Data on customers is part of a company’s assets, he said. U.S. antitrust officials will take those assets into account when they’re looking at mergers, but it’s much harder to make a case stick for dominance in data.
“If there are two companies that have valuable sets of data, we have to think of how combining it can lessen competition or decrease entry areas,” he said.
When it comes to a company’s conduct on data, “even if we have concerns, we would have to go to a judge and explain why,” he said.
Nigro’s comments are among several at the conference that show a divergence between the U.S. and the EU on enforcement of tech companies. The EU’s competition commission has gone after Google in several antitrust complaints, most recently fining the search engine giant $5 billion for favoring its own apps on its Android phone. The U.S. opted not to take action.
Antitrust enforcers globally aren’t unified regarding technology, Deputy Assistant Attorney General Roger Alford said earlier in the day. “There are different views of abuse of dominance,” as well as differences in how various regulators investigate and enforce antitrust laws, he said.
Rival Entry
Big data and large networks can actually help competition, Nigro said. “To the extent that having a broader reach makes it more valuable, that’s a good thing,” he said. “That makes the product or the service something I’m more likely to use.”
U.S. enforcers will intervene when tech platforms are so big that they’re squeezing out competition, Nigro added. “It’s a question of whether the firms that are very popular — if they are using that popularity to make it more difficult to allow other firms to enter the market,” he said.
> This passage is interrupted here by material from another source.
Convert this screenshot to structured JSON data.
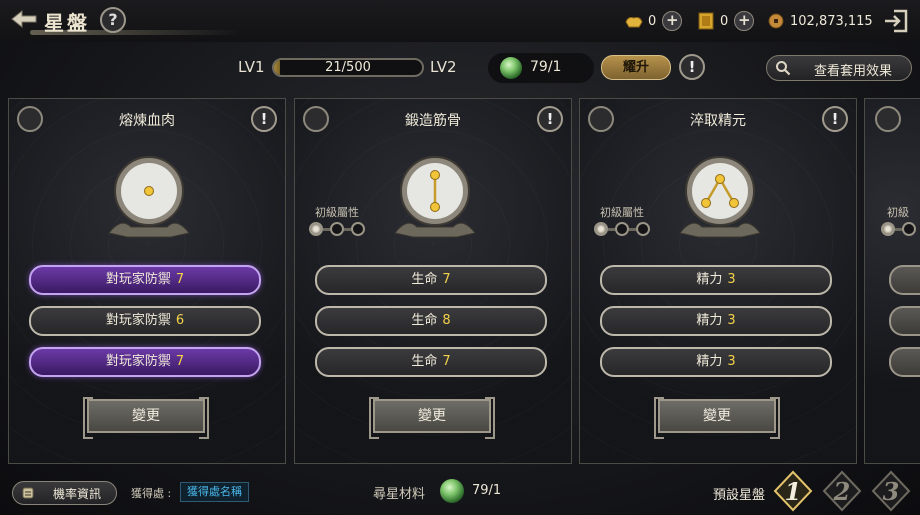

The same goes for data collection. It’s a good thing if it makes a company more competitive, Nigro said.
“The economic bargain that’s made is you can use this service or this product in exchange for sharing of data,” he said. “To the extent that a firm is collecting data, you don’t want to undermine the incentive to compete for those eyeballs.
“It’s something that you want to encourage,” Nigro said. “You want to encourage more competition, not less.”